Bootstrapping NLU Models with Multi-task Learning
This addresses the problem of extending digital assistants like Alexa and Siri to new languages with limited data, though it appears incremental as it builds on existing multi-task learning approaches.
The paper tackles the challenge of bootstrapping natural language understanding systems with minimal training data for digital assistants by introducing a character-level unified neural architecture that jointly models domain, intent, and slot classification.
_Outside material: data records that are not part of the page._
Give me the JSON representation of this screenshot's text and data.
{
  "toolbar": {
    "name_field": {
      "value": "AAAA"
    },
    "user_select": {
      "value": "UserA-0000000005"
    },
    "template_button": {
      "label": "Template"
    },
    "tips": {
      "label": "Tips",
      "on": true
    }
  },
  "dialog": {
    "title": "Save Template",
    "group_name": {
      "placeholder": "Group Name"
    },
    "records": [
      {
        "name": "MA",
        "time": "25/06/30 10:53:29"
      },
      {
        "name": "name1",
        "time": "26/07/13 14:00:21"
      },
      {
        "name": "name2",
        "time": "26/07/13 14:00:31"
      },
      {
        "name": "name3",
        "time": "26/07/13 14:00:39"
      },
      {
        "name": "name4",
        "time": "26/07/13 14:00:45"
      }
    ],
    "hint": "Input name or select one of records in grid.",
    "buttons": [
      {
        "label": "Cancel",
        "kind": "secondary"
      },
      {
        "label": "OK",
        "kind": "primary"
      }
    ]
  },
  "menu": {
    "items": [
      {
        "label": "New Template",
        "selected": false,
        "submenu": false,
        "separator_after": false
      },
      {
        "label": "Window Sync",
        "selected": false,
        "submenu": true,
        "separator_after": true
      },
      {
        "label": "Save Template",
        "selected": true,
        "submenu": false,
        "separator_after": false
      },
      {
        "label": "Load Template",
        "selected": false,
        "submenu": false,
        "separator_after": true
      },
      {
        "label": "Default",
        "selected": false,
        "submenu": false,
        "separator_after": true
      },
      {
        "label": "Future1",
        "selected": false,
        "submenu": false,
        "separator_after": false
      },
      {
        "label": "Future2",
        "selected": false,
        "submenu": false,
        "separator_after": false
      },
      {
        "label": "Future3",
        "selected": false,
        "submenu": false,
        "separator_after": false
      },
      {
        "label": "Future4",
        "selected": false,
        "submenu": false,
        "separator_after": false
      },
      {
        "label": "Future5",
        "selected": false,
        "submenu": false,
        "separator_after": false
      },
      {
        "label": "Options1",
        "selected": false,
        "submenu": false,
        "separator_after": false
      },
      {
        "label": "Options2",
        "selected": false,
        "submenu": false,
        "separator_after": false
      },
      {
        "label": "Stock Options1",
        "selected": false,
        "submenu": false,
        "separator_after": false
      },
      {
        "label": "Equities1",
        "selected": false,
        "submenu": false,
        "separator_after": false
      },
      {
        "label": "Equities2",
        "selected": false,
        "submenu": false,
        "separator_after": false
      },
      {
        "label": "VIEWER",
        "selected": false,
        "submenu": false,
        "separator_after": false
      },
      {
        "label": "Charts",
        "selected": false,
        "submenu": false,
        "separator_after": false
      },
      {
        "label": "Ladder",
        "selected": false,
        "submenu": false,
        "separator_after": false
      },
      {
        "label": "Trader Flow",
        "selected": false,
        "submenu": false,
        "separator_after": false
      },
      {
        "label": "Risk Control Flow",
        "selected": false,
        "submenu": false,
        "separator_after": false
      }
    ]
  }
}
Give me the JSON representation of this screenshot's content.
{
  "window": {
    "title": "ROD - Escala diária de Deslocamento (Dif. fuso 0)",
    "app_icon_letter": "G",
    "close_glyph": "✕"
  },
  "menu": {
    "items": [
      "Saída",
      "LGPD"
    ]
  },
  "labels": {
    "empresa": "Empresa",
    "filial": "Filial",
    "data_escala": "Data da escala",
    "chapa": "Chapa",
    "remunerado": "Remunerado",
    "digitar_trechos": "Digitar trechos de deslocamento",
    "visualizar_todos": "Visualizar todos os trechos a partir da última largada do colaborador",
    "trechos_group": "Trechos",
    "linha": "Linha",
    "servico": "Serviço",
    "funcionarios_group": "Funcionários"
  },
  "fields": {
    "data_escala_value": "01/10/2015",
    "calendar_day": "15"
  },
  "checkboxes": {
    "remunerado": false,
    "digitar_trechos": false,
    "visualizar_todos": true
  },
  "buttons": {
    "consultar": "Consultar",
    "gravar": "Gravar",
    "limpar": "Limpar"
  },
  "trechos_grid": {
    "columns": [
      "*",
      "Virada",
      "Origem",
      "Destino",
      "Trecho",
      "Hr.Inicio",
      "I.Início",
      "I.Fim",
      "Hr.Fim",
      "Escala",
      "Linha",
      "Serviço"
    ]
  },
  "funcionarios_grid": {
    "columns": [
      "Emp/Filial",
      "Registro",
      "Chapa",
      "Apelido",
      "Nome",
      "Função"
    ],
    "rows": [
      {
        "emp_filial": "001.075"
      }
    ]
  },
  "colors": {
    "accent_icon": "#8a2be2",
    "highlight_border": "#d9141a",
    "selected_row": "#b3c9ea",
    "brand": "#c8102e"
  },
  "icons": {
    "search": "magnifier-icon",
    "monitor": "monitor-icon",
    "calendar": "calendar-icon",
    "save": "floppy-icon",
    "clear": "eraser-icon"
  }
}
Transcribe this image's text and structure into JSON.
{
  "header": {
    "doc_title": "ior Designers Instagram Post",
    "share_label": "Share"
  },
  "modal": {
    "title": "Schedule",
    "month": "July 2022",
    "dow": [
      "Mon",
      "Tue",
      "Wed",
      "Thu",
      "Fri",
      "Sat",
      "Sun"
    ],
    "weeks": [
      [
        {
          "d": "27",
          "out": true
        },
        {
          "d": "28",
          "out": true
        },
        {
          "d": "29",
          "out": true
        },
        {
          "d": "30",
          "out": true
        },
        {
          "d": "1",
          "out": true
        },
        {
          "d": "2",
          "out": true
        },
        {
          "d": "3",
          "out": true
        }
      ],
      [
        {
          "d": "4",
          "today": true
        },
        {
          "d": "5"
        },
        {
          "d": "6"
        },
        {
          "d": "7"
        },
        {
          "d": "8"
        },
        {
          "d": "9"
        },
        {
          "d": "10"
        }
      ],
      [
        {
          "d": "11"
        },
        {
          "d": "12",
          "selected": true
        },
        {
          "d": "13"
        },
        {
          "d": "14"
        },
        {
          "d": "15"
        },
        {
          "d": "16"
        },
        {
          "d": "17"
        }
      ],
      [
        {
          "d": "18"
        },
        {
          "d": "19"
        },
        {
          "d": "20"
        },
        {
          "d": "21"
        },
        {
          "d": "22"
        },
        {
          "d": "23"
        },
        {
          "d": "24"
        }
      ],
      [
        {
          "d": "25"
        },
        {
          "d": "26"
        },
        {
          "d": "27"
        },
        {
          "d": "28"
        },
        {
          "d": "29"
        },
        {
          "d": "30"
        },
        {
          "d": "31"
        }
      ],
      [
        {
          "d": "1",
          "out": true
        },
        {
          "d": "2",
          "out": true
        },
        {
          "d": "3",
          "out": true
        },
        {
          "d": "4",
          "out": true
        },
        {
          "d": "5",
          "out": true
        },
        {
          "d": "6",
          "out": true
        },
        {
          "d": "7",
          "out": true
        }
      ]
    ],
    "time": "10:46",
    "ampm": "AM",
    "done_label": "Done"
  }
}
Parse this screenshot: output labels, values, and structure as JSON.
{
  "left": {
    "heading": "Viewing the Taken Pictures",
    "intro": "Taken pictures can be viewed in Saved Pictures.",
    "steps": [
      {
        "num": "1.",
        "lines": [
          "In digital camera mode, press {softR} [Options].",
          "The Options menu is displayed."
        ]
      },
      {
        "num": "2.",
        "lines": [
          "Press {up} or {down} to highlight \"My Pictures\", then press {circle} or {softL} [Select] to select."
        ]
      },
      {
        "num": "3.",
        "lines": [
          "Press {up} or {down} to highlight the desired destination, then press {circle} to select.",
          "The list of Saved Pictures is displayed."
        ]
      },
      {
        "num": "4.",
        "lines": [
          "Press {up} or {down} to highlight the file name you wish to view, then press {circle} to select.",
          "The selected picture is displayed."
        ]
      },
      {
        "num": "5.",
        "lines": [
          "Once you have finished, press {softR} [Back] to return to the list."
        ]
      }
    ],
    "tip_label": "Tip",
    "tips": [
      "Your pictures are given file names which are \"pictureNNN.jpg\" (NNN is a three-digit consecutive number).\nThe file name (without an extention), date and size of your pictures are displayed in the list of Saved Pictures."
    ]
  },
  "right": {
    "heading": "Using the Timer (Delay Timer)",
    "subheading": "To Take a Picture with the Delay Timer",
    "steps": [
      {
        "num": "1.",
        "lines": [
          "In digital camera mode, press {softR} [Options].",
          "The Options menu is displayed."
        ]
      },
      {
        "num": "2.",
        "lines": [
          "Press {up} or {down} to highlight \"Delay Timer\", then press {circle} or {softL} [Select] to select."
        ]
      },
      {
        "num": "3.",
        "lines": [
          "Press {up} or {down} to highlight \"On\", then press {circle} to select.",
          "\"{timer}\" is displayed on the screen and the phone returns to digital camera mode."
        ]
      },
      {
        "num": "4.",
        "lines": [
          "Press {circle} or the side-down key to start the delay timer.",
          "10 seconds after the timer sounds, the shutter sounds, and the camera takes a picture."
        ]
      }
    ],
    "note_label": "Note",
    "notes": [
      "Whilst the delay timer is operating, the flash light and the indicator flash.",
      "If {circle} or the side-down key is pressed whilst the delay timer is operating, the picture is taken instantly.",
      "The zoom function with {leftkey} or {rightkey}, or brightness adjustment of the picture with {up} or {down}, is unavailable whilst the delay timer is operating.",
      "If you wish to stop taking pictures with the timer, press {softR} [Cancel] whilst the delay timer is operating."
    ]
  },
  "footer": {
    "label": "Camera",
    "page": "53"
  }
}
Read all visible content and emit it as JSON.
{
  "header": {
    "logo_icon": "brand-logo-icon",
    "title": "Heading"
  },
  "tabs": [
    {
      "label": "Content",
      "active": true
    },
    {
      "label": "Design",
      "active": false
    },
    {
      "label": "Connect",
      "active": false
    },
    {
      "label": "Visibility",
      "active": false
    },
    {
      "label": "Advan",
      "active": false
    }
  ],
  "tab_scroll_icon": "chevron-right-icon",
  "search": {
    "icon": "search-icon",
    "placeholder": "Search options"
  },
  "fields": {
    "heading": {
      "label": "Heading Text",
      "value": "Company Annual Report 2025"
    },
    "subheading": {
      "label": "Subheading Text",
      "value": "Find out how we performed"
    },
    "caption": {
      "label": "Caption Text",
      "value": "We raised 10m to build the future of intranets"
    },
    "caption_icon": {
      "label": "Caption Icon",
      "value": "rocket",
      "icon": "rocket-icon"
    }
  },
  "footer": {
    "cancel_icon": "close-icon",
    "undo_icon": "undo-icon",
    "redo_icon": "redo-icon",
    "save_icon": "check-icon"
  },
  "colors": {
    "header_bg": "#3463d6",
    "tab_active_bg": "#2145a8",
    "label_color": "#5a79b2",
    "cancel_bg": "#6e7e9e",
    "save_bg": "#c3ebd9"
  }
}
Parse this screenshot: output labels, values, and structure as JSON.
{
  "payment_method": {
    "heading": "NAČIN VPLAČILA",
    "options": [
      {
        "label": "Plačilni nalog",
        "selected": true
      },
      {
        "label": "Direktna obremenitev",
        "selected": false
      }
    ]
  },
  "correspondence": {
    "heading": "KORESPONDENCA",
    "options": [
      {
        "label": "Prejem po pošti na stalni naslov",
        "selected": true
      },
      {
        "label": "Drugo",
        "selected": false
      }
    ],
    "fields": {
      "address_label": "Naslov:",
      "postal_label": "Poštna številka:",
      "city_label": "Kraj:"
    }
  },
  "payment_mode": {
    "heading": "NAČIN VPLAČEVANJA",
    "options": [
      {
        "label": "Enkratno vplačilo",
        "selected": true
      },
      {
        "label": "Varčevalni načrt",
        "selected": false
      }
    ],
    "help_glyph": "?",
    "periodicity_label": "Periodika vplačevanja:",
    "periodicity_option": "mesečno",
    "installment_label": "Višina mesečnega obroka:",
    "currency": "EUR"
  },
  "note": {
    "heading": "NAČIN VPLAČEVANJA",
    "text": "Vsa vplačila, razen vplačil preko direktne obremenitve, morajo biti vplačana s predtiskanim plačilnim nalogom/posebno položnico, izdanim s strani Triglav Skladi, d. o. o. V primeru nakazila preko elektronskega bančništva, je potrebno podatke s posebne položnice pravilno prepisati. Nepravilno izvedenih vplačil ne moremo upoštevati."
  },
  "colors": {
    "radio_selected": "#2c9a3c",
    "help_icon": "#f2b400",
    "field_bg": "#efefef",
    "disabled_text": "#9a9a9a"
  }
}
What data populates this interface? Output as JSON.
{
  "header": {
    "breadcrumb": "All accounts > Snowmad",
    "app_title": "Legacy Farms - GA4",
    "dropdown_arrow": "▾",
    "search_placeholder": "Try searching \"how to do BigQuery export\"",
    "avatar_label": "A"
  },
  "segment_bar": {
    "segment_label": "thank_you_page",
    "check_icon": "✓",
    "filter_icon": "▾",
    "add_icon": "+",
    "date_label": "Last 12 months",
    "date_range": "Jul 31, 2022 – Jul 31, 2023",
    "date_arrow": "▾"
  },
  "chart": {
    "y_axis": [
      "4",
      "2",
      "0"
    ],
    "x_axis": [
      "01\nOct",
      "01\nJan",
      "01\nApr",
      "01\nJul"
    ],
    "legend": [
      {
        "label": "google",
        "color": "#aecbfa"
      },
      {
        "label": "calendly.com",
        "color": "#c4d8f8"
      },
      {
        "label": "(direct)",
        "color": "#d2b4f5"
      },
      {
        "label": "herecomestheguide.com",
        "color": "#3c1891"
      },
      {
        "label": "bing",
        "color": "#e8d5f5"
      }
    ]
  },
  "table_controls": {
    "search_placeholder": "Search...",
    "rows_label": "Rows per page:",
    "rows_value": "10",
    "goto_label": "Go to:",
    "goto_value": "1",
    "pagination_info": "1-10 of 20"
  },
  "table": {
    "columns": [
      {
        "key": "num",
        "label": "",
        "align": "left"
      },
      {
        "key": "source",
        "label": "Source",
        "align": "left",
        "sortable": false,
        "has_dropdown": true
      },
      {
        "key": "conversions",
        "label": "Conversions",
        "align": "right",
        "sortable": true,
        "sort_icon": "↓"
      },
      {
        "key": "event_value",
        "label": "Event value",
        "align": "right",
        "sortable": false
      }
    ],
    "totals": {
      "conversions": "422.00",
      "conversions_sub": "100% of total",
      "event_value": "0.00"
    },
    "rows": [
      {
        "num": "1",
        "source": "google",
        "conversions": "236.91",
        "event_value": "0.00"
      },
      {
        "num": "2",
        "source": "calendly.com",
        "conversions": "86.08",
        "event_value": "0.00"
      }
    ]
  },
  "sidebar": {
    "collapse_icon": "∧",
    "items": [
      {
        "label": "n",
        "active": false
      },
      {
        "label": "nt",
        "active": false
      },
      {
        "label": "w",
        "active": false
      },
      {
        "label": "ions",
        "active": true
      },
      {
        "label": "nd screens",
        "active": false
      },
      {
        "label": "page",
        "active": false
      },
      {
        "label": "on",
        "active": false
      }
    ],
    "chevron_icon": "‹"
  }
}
The results show this architecture is optimal for low-resource settings, saving time, cost, and human effort.
Bootstrapping natural language understanding (NLU) systems with minimal training data is a fundamental challenge of extending digital assistants like Alexa and Siri to a new language. A common approach that is adapted in digital assistants when responding to a user query is to process the input in a pipeline manner where the first task is to predict the domain, followed by the inference of intent and slots. However, this cascaded approach instigates error propagation and prevents information sharing among these tasks. Further, the use of words as the atomic units of meaning as done in many studies might lead to coverage problems for morphologically rich languages such as German and French when data is limited. We address these issues by introducing a character-level unified neural architecture for joint modeling of the domain, intent, and slot classification. We compose word-embeddings from characters and jointly optimize all classification tasks via multi-task learning. In our results, we show that the proposed architecture is an optimal choice for bootstrapping NLU systems in low-resource settings thus saving time, cost and human effort.